Your exam will be interpreted by a board certified radiologist who is a physician specifically trained to interpret nuclear medicine exams. Typically, your physician can either call the radiology dictation line or wait for a written report. If the dictation line is used, your physician can receive results the next day or written results will be received within three days. Ask your physician for a follow-up appointment to go over the results with you.
Brief Explanation of Commonly Ordered Exams
This exam is examining the skeletal system for abnormalities such as arthritis, fractures, and tumors.
You will be injected and asked to return in two to three hours for pictures.
CARDIAC STRESS TEST
This exam is to evaluate coronary artery disease.
Iowa Lutheran: The exam has two parts lasting a total of two to three hours.
Iowa Methodist: The exam will be done over two days approximately one to two hours each day.
This exam is to assess thyroid function and anatomy.

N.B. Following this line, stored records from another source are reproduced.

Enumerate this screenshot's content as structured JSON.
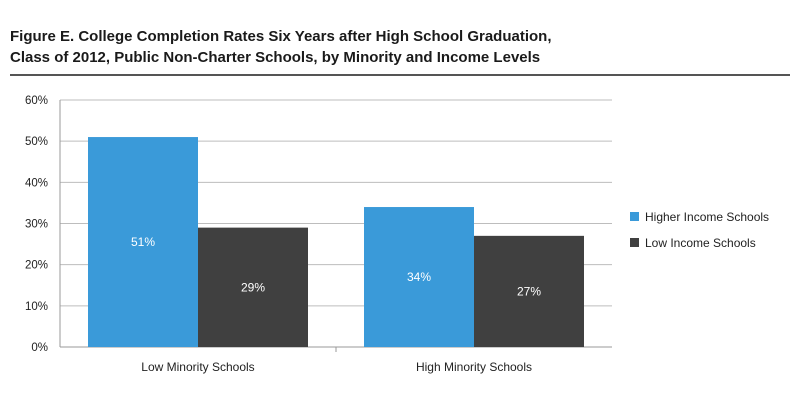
{
  "chart_data": {
    "type": "bar",
    "title": "Figure E. College Completion Rates Six Years after High School Graduation, Class of 2012, Public Non-Charter Schools, by Minority and Income Levels",
    "title_lines": [
      "Figure E. College Completion Rates Six Years after High School Graduation,",
      "Class of 2012, Public Non-Charter Schools, by Minority and Income Levels"
    ],
    "xlabel": "",
    "ylabel": "",
    "categories": [
      "Low Minority Schools",
      "High Minority Schools"
    ],
    "series": [
      {
        "name": "Higher Income Schools",
        "values": [
          51,
          34
        ],
        "labels": [
          "51%",
          "34%"
        ],
        "color": "#3a9ad9"
      },
      {
        "name": "Low Income Schools",
        "values": [
          29,
          27
        ],
        "labels": [
          "29%",
          "27%"
        ],
        "color": "#404040"
      }
    ],
    "ylim": [
      0,
      60
    ],
    "yticks": [
      0,
      10,
      20,
      30,
      40,
      50,
      60
    ],
    "ytick_labels": [
      "0%",
      "10%",
      "20%",
      "30%",
      "40%",
      "50%",
      "60%"
    ],
    "grid": true,
    "legend_position": "right"
  }
}
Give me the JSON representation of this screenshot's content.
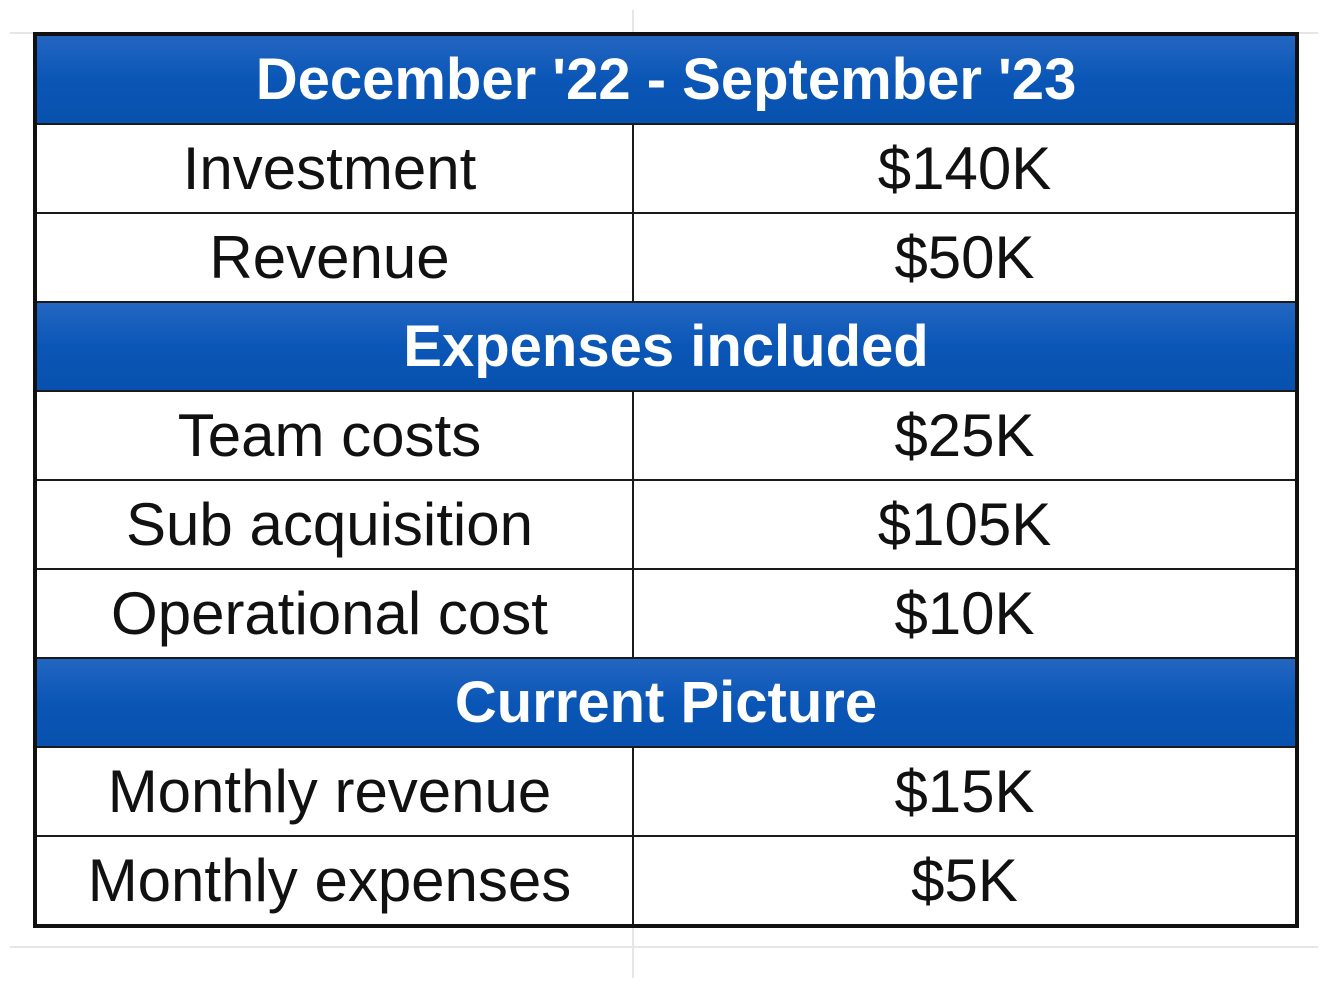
{
  "sections": [
    {
      "header": "December '22 - September '23",
      "rows": [
        {
          "label": "Investment",
          "value": "$140K"
        },
        {
          "label": "Revenue",
          "value": "$50K"
        }
      ]
    },
    {
      "header": "Expenses included",
      "rows": [
        {
          "label": "Team costs",
          "value": "$25K"
        },
        {
          "label": "Sub acquisition",
          "value": "$105K"
        },
        {
          "label": "Operational cost",
          "value": "$10K"
        }
      ]
    },
    {
      "header": "Current Picture",
      "rows": [
        {
          "label": "Monthly revenue",
          "value": "$15K"
        },
        {
          "label": "Monthly expenses",
          "value": "$5K"
        }
      ]
    }
  ],
  "colors": {
    "header_fill": "#0a56b6",
    "header_text": "#ffffff",
    "border": "#111111"
  }
}
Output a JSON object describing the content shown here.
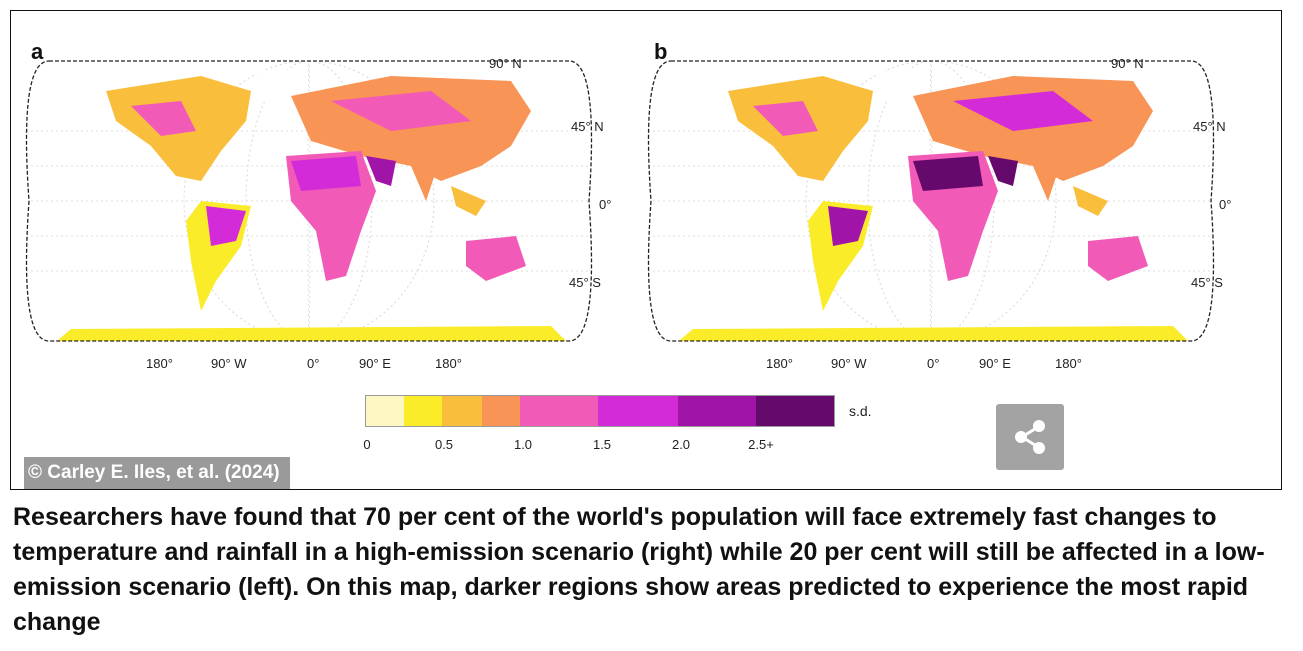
{
  "panels": [
    {
      "letter": "a",
      "lat_labels": [
        "90° N",
        "45° N",
        "0°",
        "45° S"
      ],
      "lon_labels": [
        "180°",
        "90° W",
        "0°",
        "90° E",
        "180°"
      ]
    },
    {
      "letter": "b",
      "lat_labels": [
        "90° N",
        "45° N",
        "0°",
        "45° S"
      ],
      "lon_labels": [
        "180°",
        "90° W",
        "0°",
        "90° E",
        "180°"
      ]
    }
  ],
  "legend": {
    "unit": "s.d.",
    "ticks": [
      "0",
      "0.5",
      "1.0",
      "1.5",
      "2.0",
      "2.5+"
    ],
    "colors": [
      "#fdf7c4",
      "#fbec2a",
      "#f9bf3c",
      "#f79456",
      "#f25ab8",
      "#d42bd8",
      "#a014a8",
      "#650a6c"
    ]
  },
  "credit": "© Carley E. Iles, et al. (2024)",
  "share_icon": "share-icon",
  "caption": "Researchers have found that 70 per cent of the world's population will face extremely fast changes to temperature and rainfall in a high-emission scenario (right) while 20 per cent will still be affected in a low-emission scenario (left). On this map, darker regions show areas predicted to experience the most rapid change"
}
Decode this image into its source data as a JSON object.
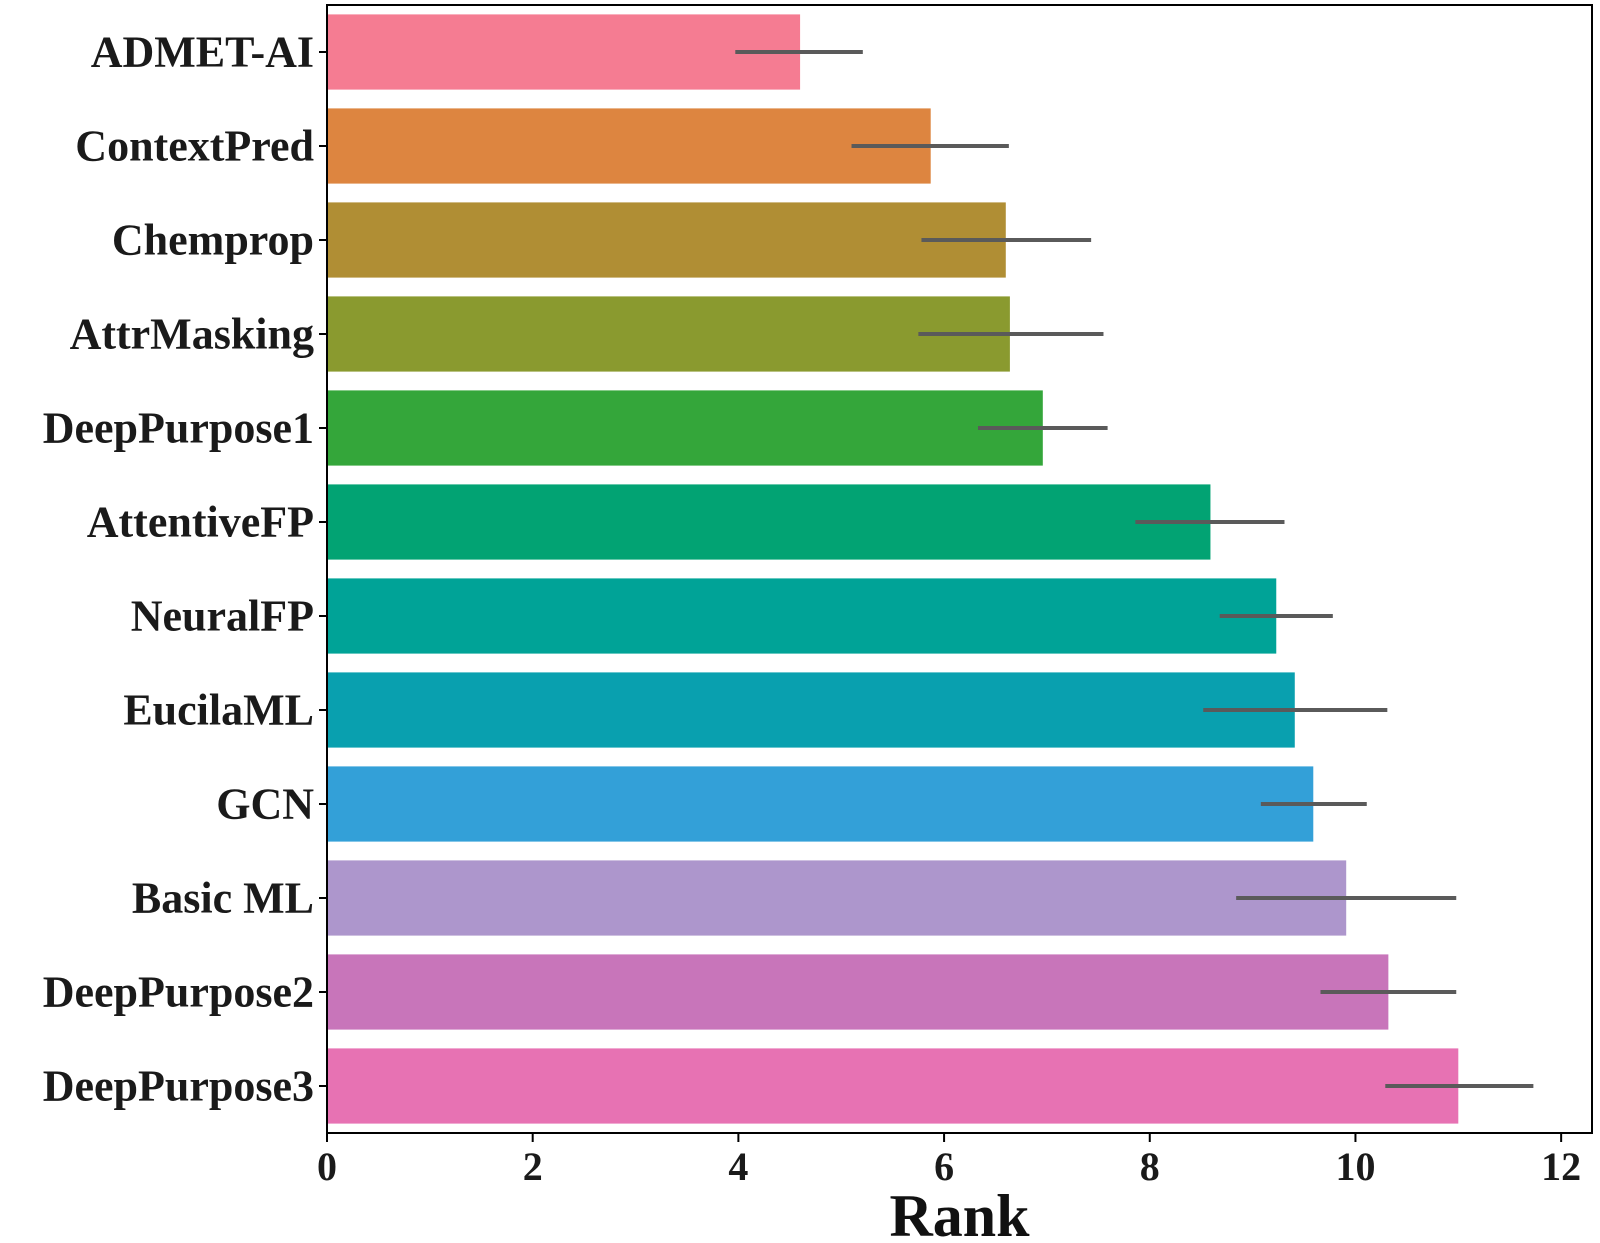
{
  "chart_data": {
    "type": "bar",
    "orientation": "horizontal",
    "title": "",
    "xlabel": "Rank",
    "ylabel": "",
    "xlim": [
      0,
      12.3
    ],
    "xticks": [
      0,
      2,
      4,
      6,
      8,
      10,
      12
    ],
    "grid": false,
    "legend": "none",
    "categories": [
      "ADMET-AI",
      "ContextPred",
      "Chemprop",
      "AttrMasking",
      "DeepPurpose1",
      "AttentiveFP",
      "NeuralFP",
      "EucilaML",
      "GCN",
      "Basic ML",
      "DeepPurpose2",
      "DeepPurpose3"
    ],
    "values": [
      4.6,
      5.87,
      6.6,
      6.64,
      6.96,
      8.59,
      9.23,
      9.41,
      9.59,
      9.91,
      10.32,
      11.0
    ],
    "error_low": [
      3.97,
      5.1,
      5.78,
      5.75,
      6.33,
      7.86,
      8.68,
      8.52,
      9.08,
      8.84,
      9.66,
      10.29
    ],
    "error_high": [
      5.21,
      6.63,
      7.43,
      7.55,
      7.59,
      9.31,
      9.78,
      10.31,
      10.11,
      10.98,
      10.98,
      11.73
    ],
    "colors": [
      "#f57c92",
      "#dd8540",
      "#b08e34",
      "#8a9a2f",
      "#34a63a",
      "#02a373",
      "#00a397",
      "#09a0af",
      "#33a0d8",
      "#ad96cc",
      "#c875ba",
      "#e772b3"
    ],
    "error_color": "#5a5a5a"
  }
}
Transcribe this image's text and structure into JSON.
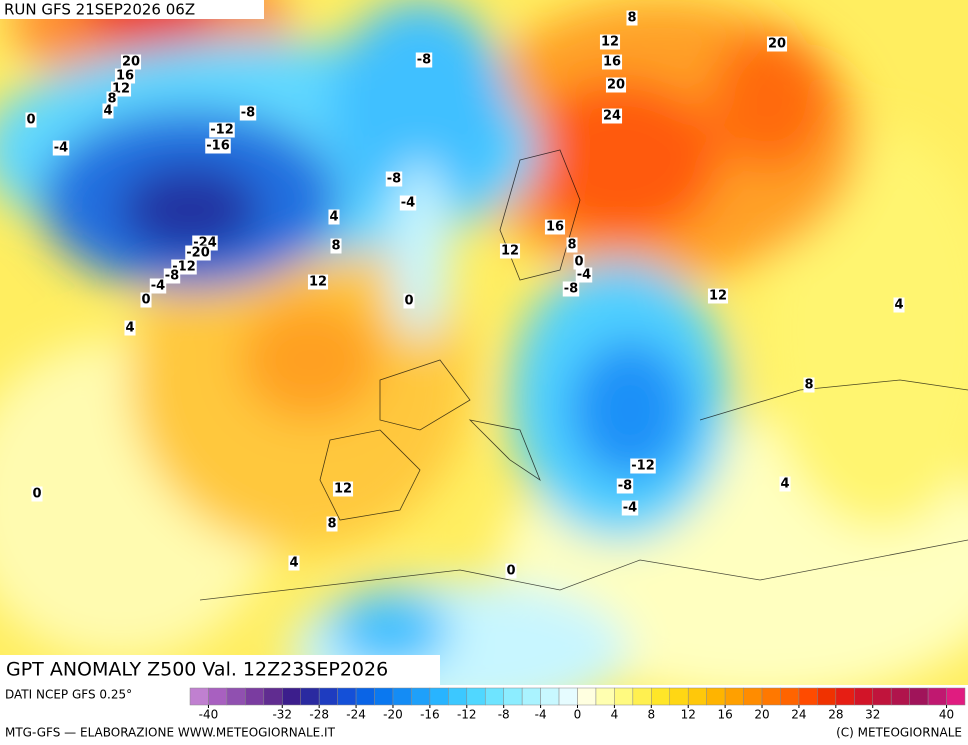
{
  "header": {
    "run": "RUN GFS 21SEP2026 06Z",
    "title": "GPT ANOMALY Z500 Val. 12Z23SEP2026"
  },
  "contour_labels": [
    "20",
    "16",
    "12",
    "8",
    "4",
    "0",
    "-4",
    "-8",
    "-8",
    "-12",
    "-16",
    "-8",
    "-4",
    "4",
    "8",
    "-24",
    "-20",
    "-12",
    "-8",
    "-4",
    "0",
    "4",
    "12",
    "0",
    "8",
    "12",
    "16",
    "20",
    "24",
    "20",
    "12",
    "16",
    "8",
    "0",
    "-4",
    "-8",
    "12",
    "4",
    "8",
    "-12",
    "-8",
    "-4",
    "4",
    "0",
    "12",
    "8",
    "4",
    "0"
  ],
  "colorbar": {
    "lim": [
      -42,
      42
    ],
    "colors": [
      "#c080d0",
      "#a860c0",
      "#9050b0",
      "#7a3ca0",
      "#602c90",
      "#3c1e8c",
      "#2a2aa0",
      "#1e3cc0",
      "#1450d8",
      "#0a64e6",
      "#0a78f0",
      "#148cf5",
      "#1ea0fa",
      "#28b4ff",
      "#3cc8ff",
      "#50d7ff",
      "#6ee4ff",
      "#8cedff",
      "#aaf3ff",
      "#c8f8ff",
      "#e6fcff",
      "#ffffe0",
      "#ffffb0",
      "#fffa80",
      "#fff050",
      "#ffe628",
      "#ffd714",
      "#ffc80a",
      "#ffb400",
      "#ffa000",
      "#ff8c00",
      "#ff7800",
      "#ff6400",
      "#ff4b00",
      "#f03200",
      "#e61e14",
      "#d21428",
      "#c0143c",
      "#b0144c",
      "#a0145a",
      "#c01870",
      "#e01c80"
    ],
    "ticks": [
      -40,
      -32,
      -28,
      -24,
      -20,
      -16,
      -12,
      -8,
      -4,
      0,
      4,
      8,
      12,
      16,
      20,
      24,
      28,
      32,
      40
    ]
  },
  "footer": {
    "source": "DATI NCEP GFS 0.25°",
    "credit": "MTG-GFS — ELABORAZIONE WWW.METEOGIORNALE.IT",
    "copyright": "(C) METEOGIORNALE"
  }
}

Fasting starting at midnight prior to the exam
No x-ray contrast within the last six months
No thyroid medication for four weeks
Iowa Lutheran: You will be administered a capsule orally and asked to return in 24 hours for and uptake
determination and imaging.
Iowa Methodist: You will be administered a capsule orally and asked to return in four hours for an uptake determination and again in 24 hours for uptake and scan.
CERETEC/IN111 WBC SCAN
This exam is for locating infections body.
You will have blood drawn and asked to return in two hours to be injected with the radioactively tagged white blood cells. Once injected you will be asked to return again in two to three hours for Ceretec imaging and 24 hours for In111 WBC imaging.
This exam is to assess gallbladder function.
Fasting for at least six hours prior to the exam
Discontinue the use of morphine or morphine derived drugs for at least 24 hours prior to the exam
No radiological contrast (i.e. upper GI or Barium enema exams) within the last 48 hours prior to the exam.
You will be injected and asked to remain motionless while lying on your back for 45-120 minutes while images are taken. In most cases, this will be followed by 30 more minutes of imaging while a drug is administered to induce gallbladder function.